Committee of the whole meetings are public and involve members of council, but council does not make any motions or decisions at them as it does at regular council meetings. At the meeting, Albas and councillors discussed how gas prices are set and potential reasons why prices in Merritt are typically higher than those in neighbouring communities.

Albas said four main components influence the price consumers pay at the pump: the price of the crude product (in B.C.’s case, bitumen from Alberta); refining costs; taxation at the provincial and federal levels; and local competition.

He said the introduction of Costco in Kamloops created a price war in that city that has driven the prices to be among the lowest consistently in the province.

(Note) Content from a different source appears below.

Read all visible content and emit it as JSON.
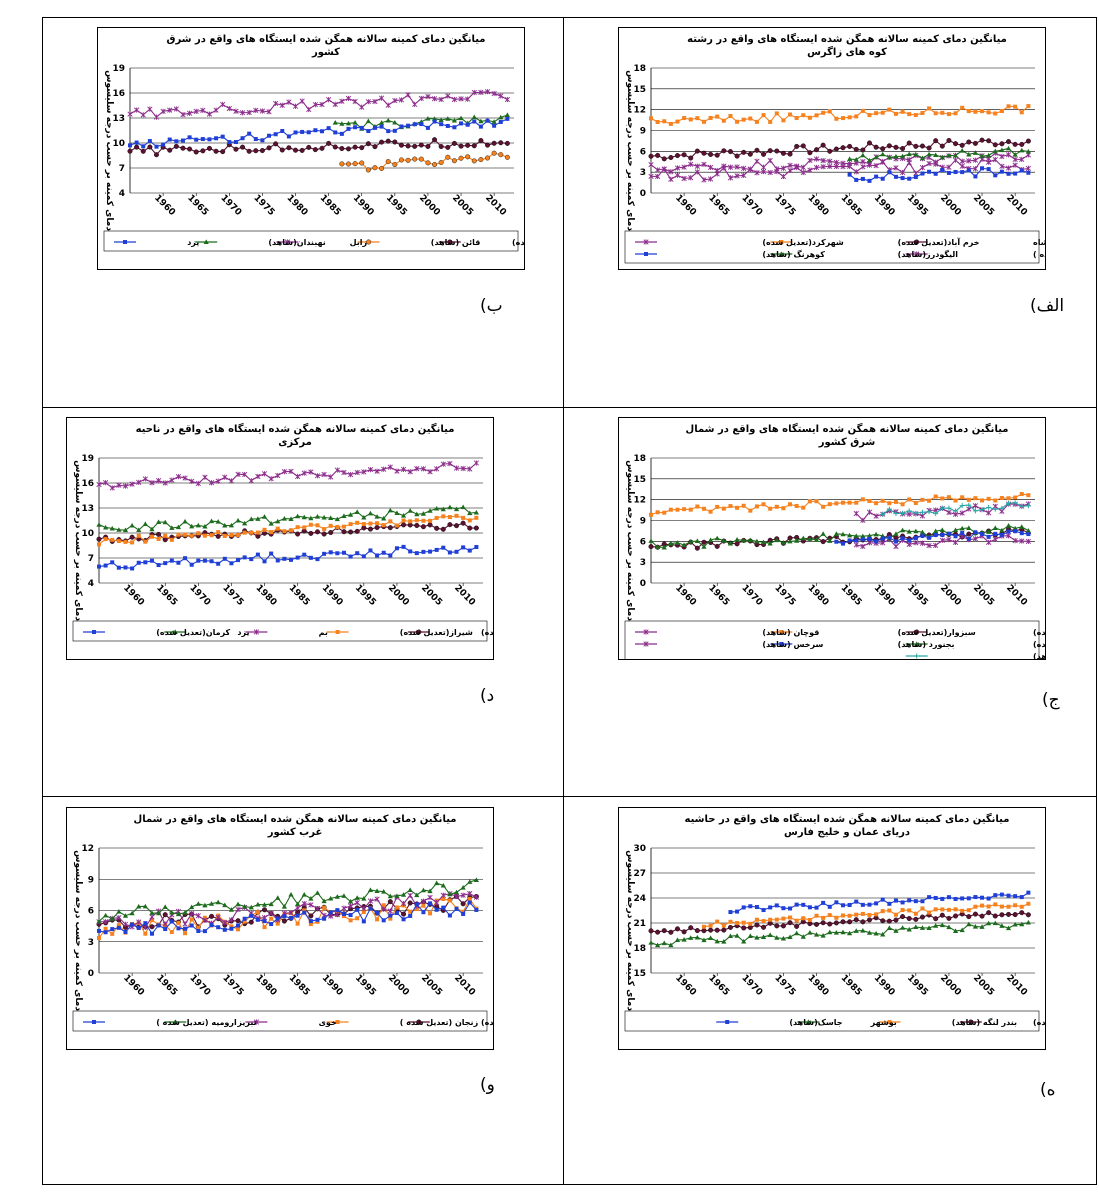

“You’re seeing less and less independent operators now,” he said. “Not every community is going to be able to accommodate a Costco.” The individual business owner’s strategy also plays into the end price that users pay at the pump, he said.

However, in many cases, the prices at Merritt’s gas stations are set by head offices in larger centres and not by the station operators.

Albas said the local gas stations fall on a supply chain that’s international in scale and a bump anywhere along that line can raise or lower prices.

While the Fairness at the Pumps Act is a piece of federal legislation designed to ensure consumers get the quantity of gas they’re paying for, any further regulation of prices would fall under provincial jurisdiction.

He said the federal government’s jurisdiction over the issue comes into play via arm’s-length investigative bodies that can look into anti-competitive or anti-consumer behaviours such as collusion or price fixing.

The federal gas tax constitutes about 40 per cent of the total gas tax, while the other 60 per cent of the gas tax is provincial. Part of the federal portion of the gas tax is also redistributed to municipalities, and it was gas tax funding that was used to beautify Gasoline Alley several years ago.

The roles of different levels of government combined with fluctuating prices can make it difficult to pinpoint any long-term differences in prices in B.C., Albas said.

At the local level, Merritt Mayor Neil Menard said gas prices are a road block in council’s ‘buy local’ agenda. Coun. Kurt Christopherson said the gas prices are a two-way street: if corporations lower their prices in Merritt, more local people will support the stations here.

He said it’s a matter of corporations setting their prices to prioritize the local population over the travelling public.

Coun. Mike Goetz uses part of his report to council at regular council meetings to recite gas prices in communities around B.C.

“How does one community consistently miss the boat all the time?” he said.